L'autre samedi chez Loblaws, un produit à l'emballage criard m'interpelle au rayon des surgelés.

Un mets préparé (un steak/patates) qui s'appelle Hungry-Man. Un logo sur le dessus promet 1 livre de nourriture à réchauffer au micro-ondes. À côté du steak, je rencontre d'autres Hungry-Man: du poulet frit, du poulet pop-corn format jumbo et une "fiesta mexicaine" qui semble surtout célébrer le gras et les glucides.

Manifestement, Hungry-Man s'adresse au marché des vrais gars, qui ont vraiment faim, et qui ne mangent pas de la bouffe de tapette.

Le genre de clientèle que semble aussi viser cette pub de La Cage aux sports. On y voit un jeune couple souper en tête-à-tête dans une ambiance de salon mortuaire. Le gars, piteux pitou devant sa blonde, mastique son repas sans joie. Mais dans sa tête, il est ailleurs. À La Cage, bien sûr, entouré de ses chums, des ailes de poulet plein les bajoues, à hurler comme un débile chaque fois que le Tricolore marque un but sur l'écran géant.
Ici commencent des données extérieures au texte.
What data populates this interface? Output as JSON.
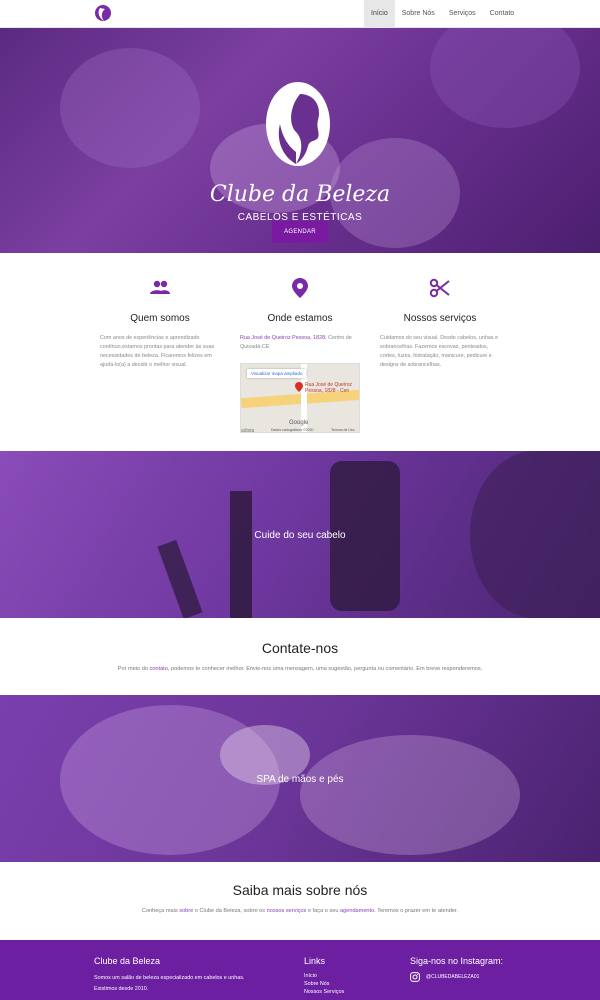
{
  "nav": {
    "items": [
      {
        "label": "Início",
        "active": true
      },
      {
        "label": "Sobre Nós",
        "active": false
      },
      {
        "label": "Serviços",
        "active": false
      },
      {
        "label": "Contato",
        "active": false
      }
    ]
  },
  "hero": {
    "title": "Clube da Beleza",
    "subtitle": "CABELOS E ESTÉTICAS",
    "cta": "AGENDAR"
  },
  "features": {
    "about": {
      "icon": "people-icon",
      "title": "Quem somos",
      "text": "Com anos de experiências e aprendizado contínuo,estamos prontas para atender às suas necessidades de beleza. Ficaremos felizes em ajudá-lo(a) a decidir o melhor visual."
    },
    "location": {
      "icon": "map-pin-icon",
      "title": "Onde estamos",
      "address_link": "Rua José de Queiroz Pessoa, 1828",
      "address_rest": ", Centro de Quixadá-CE",
      "map": {
        "button": "Visualizar mapa ampliado",
        "pin_label": "Rua José de Queiroz Pessoa, 1828 - Cen",
        "attribution": "Dados cartográficos ©2020",
        "terms": "Termos de Uso",
        "place": "adista",
        "provider": "Google"
      }
    },
    "services": {
      "icon": "scissors-icon",
      "title": "Nossos serviços",
      "text": "Cuidamos do seu visual. Desde cabelos, unhas e sobrancelhas. Fazemos escovas, penteados, cortes, luzes, hidratação, manicure, pedicure e designs de sobrancelhas."
    }
  },
  "banner1": {
    "text": "Cuide do seu cabelo"
  },
  "contact": {
    "title": "Contate-nos",
    "text_before": "Por meio do ",
    "link": "contato",
    "text_after": ", podemos te conhecer melhor. Envie-nos uma mensagem, uma sugestão, pergunta ou comentário. Em breve responderemos."
  },
  "banner2": {
    "text": "SPA de mãos e pés"
  },
  "about": {
    "title": "Saiba mais sobre nós",
    "t1": "Conheça mais ",
    "l1": "sobre",
    "t2": " o Clube da Beleza, sobre os ",
    "l2": "nossos serviços",
    "t3": " e faça o seu ",
    "l3": "agendamento",
    "t4": ". Teremos o prazer em te atender."
  },
  "footer": {
    "brand": "Clube da Beleza",
    "desc1": "Somos um salão de beleza especializado em cabelos e unhas.",
    "desc2": "Existimos desde 2010.",
    "links_title": "Links",
    "links": [
      "Início",
      "Sobre Nós",
      "Nossos Serviços"
    ],
    "social_title": "Siga-nos no Instagram:",
    "instagram": "@CLUBEDABELEZA01"
  },
  "colors": {
    "brand": "#7a1aa0",
    "accent": "#8a3fb0",
    "footer": "#6c1fa0",
    "icon": "#7a2aa6"
  }
}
Le message est limpide. Ton couple est une prison. Viens te libérer à La Cage.

La liberté… Celle de mal manger. Celle d'avoir du gros fun sale. Partout, de vrais gars en ont assez du carcan bien-pensant que leur impose cette société de moumounes.

Ils veulent être des hommes à 100%, sans trop savoir ce que c'est, exactement, être un homme. En revanche, ils savent ce que ce n'est pas.

Un homme, ce n'est pas une madame.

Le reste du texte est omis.